Too often, funders implicitly dictate what they need, and the science part is just about retroactively fitting data around conclusions that recommend giving the government more power over our lives.

Real science—done by scientists, not savvy-careerists—is messy. It’s complicated, nuanced, and challenges rather than confirms assumptions. Nowhere is this better highlighted than in a recent Washington Times piece by the esteemed Fredrik Nyström, a professor of internal medicine and endocrinology at Linköping University in Sweden.

No More Mr. Nys Guy

There isn’t all that much room for heterodox thought in the modern scientific landscape. It’s a significant issue in public health because funding is so tightly tied to having the correct opinion. As Nyström’s article demonstrates, there is a lot of received wisdom around public health that doesn’t quite stand up to scrutiny.

Science is meant to challenge our thinking. We all have models of the world and assumptions of how it works. But these assumptions aren’t worth much unless we test and challenge them to breaking point. When researchers do this, sacred cows are at peril, and that’s a good thing.

While Nystrom’s article looks at things like diet and exercise, it was the section on snus that caught our eye, in particular, a 2025 clinical study that looked at the impact of quitting snus after 12 weeks.

The study, linked here, involved adults aged 18-70 years old, who mostly had normal blood pressure and mostly used snus, though some used nicotine pouches.

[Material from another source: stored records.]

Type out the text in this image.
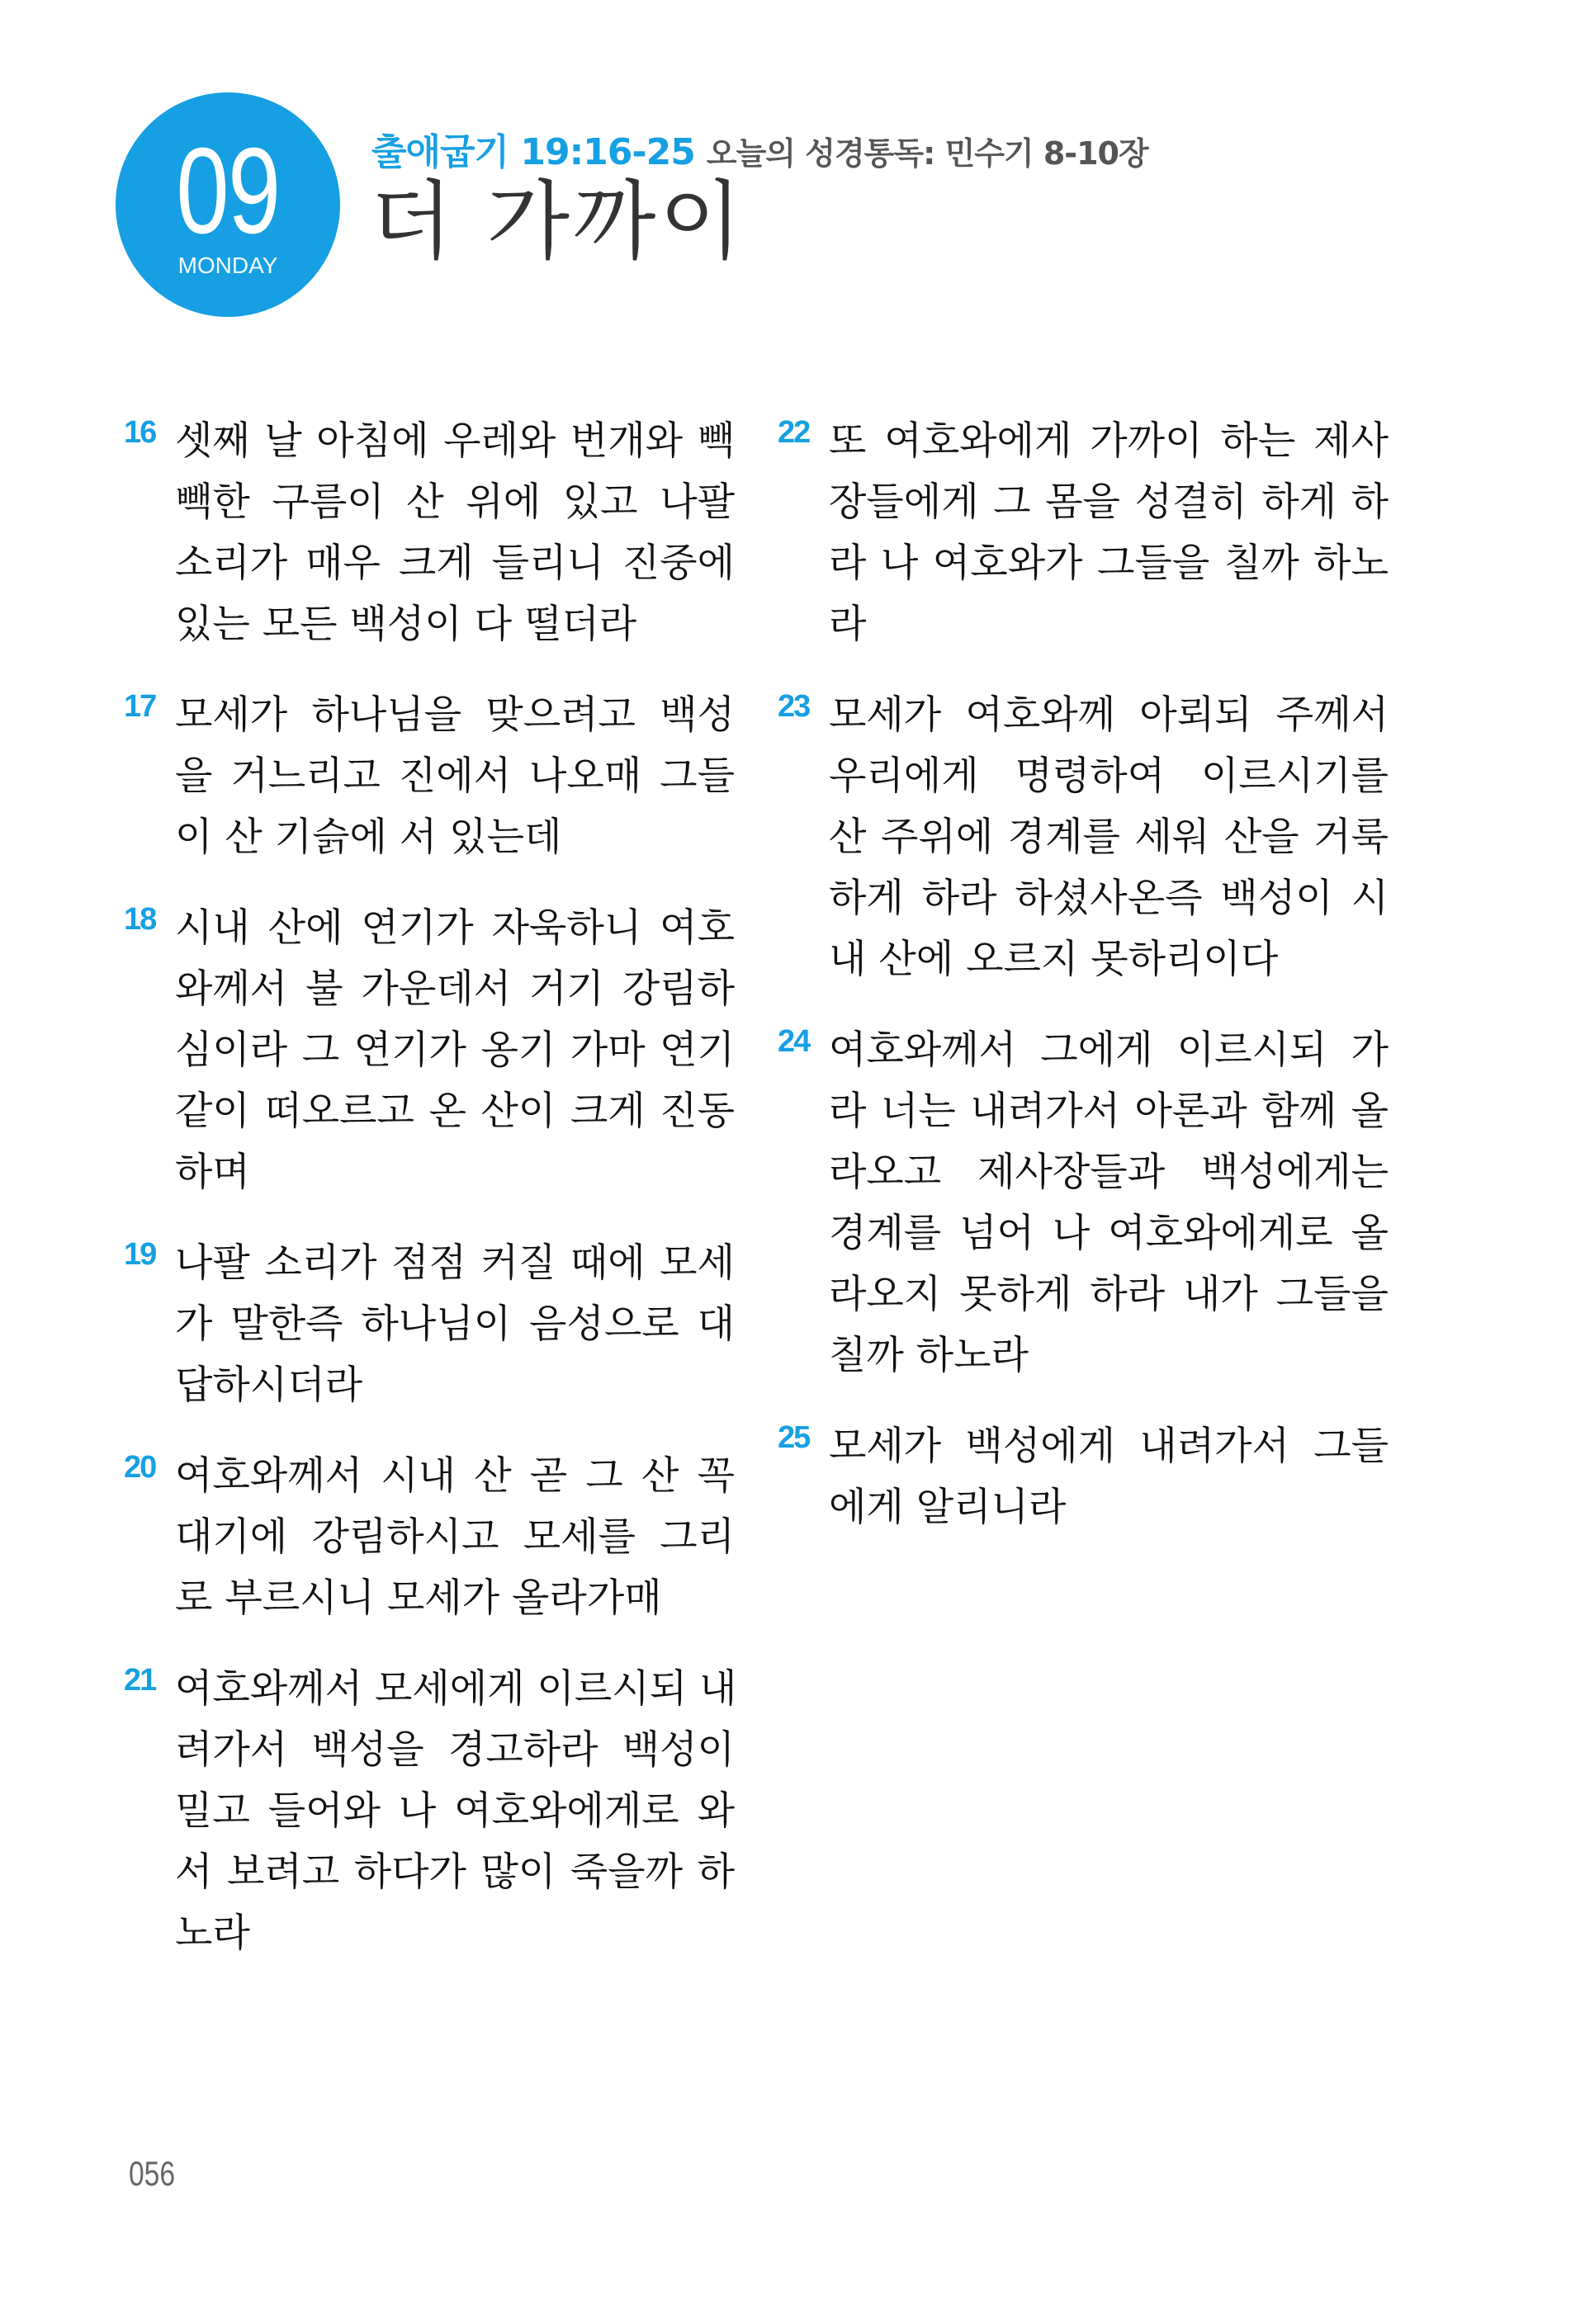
09
MONDAY
출애굽기 19:16-25 오늘의 성경통독: 민수기 8-10장
더 가까이
16 셋째 날 아침에 우레와 번개와 빽
빽한 구름이 산 위에 있고 나팔
소리가 매우 크게 들리니 진중에
있는 모든 백성이 다 떨더라
17 모세가 하나님을 맞으려고 백성
을 거느리고 진에서 나오매 그들
이 산 기슭에 서 있는데
18 시내 산에 연기가 자욱하니 여호
와께서 불 가운데서 거기 강림하
심이라 그 연기가 옹기 가마 연기
같이 떠오르고 온 산이 크게 진동
하며
19 나팔 소리가 점점 커질 때에 모세
가 말한즉 하나님이 음성으로 대
답하시더라
20 여호와께서 시내 산 곧 그 산 꼭
대기에 강림하시고 모세를 그리
로 부르시니 모세가 올라가매
21 여호와께서 모세에게 이르시되 내
려가서 백성을 경고하라 백성이
밀고 들어와 나 여호와에게로 와
서 보려고 하다가 많이 죽을까 하
노라
22 또 여호와에게 가까이 하는 제사
장들에게 그 몸을 성결히 하게 하
라 나 여호와가 그들을 칠까 하노
라
23 모세가 여호와께 아뢰되 주께서
우리에게 명령하여 이르시기를
산 주위에 경계를 세워 산을 거룩
하게 하라 하셨사온즉 백성이 시
내 산에 오르지 못하리이다
24 여호와께서 그에게 이르시되 가
라 너는 내려가서 아론과 함께 올
라오고 제사장들과 백성에게는
경계를 넘어 나 여호와에게로 올
라오지 못하게 하라 내가 그들을
칠까 하노라
25 모세가 백성에게 내려가서 그들
에게 알리니라
056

After 12 weeks, users saw:

  • A 4lbs or 1.8 kg weight gain.
  • A rise in systolic blood pressure by about 3.7mm Hg.
  • No significant improvement in traditional metabolic risk markers, like blood sugar or cholesterol.

Researchers thought that quitting nicotine would reduce blood pressure and even reduce blood sugar and cholesterol. While Nystrom does not go that far himself, the study hints that it might have been better for participants to keep pouching if lower weight and systolic blood pressure were a priority.

The body is a funny thing. If you did a vox pop about whether training for a marathon or using snus was more likely to cause more heart damage, we know how the public would answer. However, according to Nystrom’s research, myocardial scarring is three times more common among marathon runners than couch potatoes.

Follow public health logic, and that means we should ban all marathons to “protect the hearts”. Back on planet earth, we can accept that everything comes with some pros and cons, life is messy and nuanced, and sometimes the primary voice you should listen to is yourself. If it works for you, do it. Life is for living.

Final thoughts

Ideologues need to crush down our rich and complex world into a flat space. But the real problems occur when they forget their 2D renderings are not an oversimplification. People like Fredrik Nyström are the antidote to these chancers. They help us face the world as it is so that we can make better choices for our bodies and our minds.

There are many shorthand beliefs about what constitutes a healthy life. The “healthiness” of breakfast, low-fat diets, nicotine abstinence, and long-distance running might have taken a few dings due to recent studies. The era of these bores trying to dictate how we live our lives is over.